The output data set is:

Obs id amount
1 Gopal 500
2 Gopal 400
3 John 400
4 Rama 200
5 Rama 100
6 Seetha 100

Re: Join vs Merge 1.2 TB with 110 GB Datasets

RichardAD — Mon, 21 Apr 2025 16:08:18 GMT

Let T = duration for flat read of detail table D

Let K = number of header keys that _can_ fit in a hash table.

Do 1,849,842,886 / K data step reads through D with hash lookup selectiond.

Append selections of each run-through.

Guessing conservatively and presuming 70 GB set aside for a session there should be enough memory for a hash table that holds 500K 64byte keys.
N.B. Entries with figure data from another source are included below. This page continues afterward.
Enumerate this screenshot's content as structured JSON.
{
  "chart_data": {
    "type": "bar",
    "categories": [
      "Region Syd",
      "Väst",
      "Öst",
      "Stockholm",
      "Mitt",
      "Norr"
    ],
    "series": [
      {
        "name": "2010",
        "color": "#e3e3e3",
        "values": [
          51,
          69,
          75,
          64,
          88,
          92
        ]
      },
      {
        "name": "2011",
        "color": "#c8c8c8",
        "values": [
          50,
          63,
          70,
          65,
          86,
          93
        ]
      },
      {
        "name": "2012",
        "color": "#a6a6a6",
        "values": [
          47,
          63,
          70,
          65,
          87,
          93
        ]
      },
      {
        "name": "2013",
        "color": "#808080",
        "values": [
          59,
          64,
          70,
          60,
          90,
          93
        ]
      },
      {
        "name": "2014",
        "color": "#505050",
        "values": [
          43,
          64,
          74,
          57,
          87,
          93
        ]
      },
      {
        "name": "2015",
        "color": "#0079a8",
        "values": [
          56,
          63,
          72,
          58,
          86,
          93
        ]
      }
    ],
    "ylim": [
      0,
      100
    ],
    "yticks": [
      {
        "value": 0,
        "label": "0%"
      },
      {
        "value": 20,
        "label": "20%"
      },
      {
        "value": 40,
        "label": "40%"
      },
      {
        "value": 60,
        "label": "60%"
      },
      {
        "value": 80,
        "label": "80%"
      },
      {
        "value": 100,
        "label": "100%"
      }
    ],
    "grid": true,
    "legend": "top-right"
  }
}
So maybe 6 reads through D. Make that a worst case of 10 read throughs. so 10 * (T + T-out) (writing key matched records)

If this needs to be done more than one time you might want to also code a solution in Proc DS2 that uses THREADs and compare resource and time consumptions to DATA step.

Re: Join vs Merge 1.2 TB with 110 GB Datasets

mkeintz — Tue, 22 Apr 2025 00:50:13 GMT

@RichardAD wrote:

Let T = duration for flat read of detail table D

Let K = number of header keys that _can_ fit in a hash table.

Do 1,849,842,886 / K data step reads through D with hash lookup selectiond.

Append selections of each run-through.

Guessing conservatively and presuming 70 GB set aside for a session there should be enough memory for a hash table that holds 500K 64byte keys. So maybe 6 reads through D. Make that a worst case of 10 read throughs. so 10 * (T + T-out) (writing key matched records)

If this needs to be done more than one time you might want to also code a solution in Proc DS2 that uses THREADs and compare resource and time consumptions to DATA step.

You don't need that much input output activity.

If after examining the header dataset in comparison to your available memory for hash object you find that you have to do 10 subgroup joins, you don't have to have generate input/output totaling 10*(T +Tout). It can be reduced to 3*T + 1*Tout. Divide the header into 10 subgroups based on the value of the join variable. Then, given you have disk space, also divide the detail dataset into 10 smaller datasets using the same join variable. That can be done in one DATA step totaling 2*T input/output. Then each of the 10 subgroup joins will need only 0.1*(T+ ~0.1*Tout). You can save even more my creating the detail subgroups containing only the variables of interest.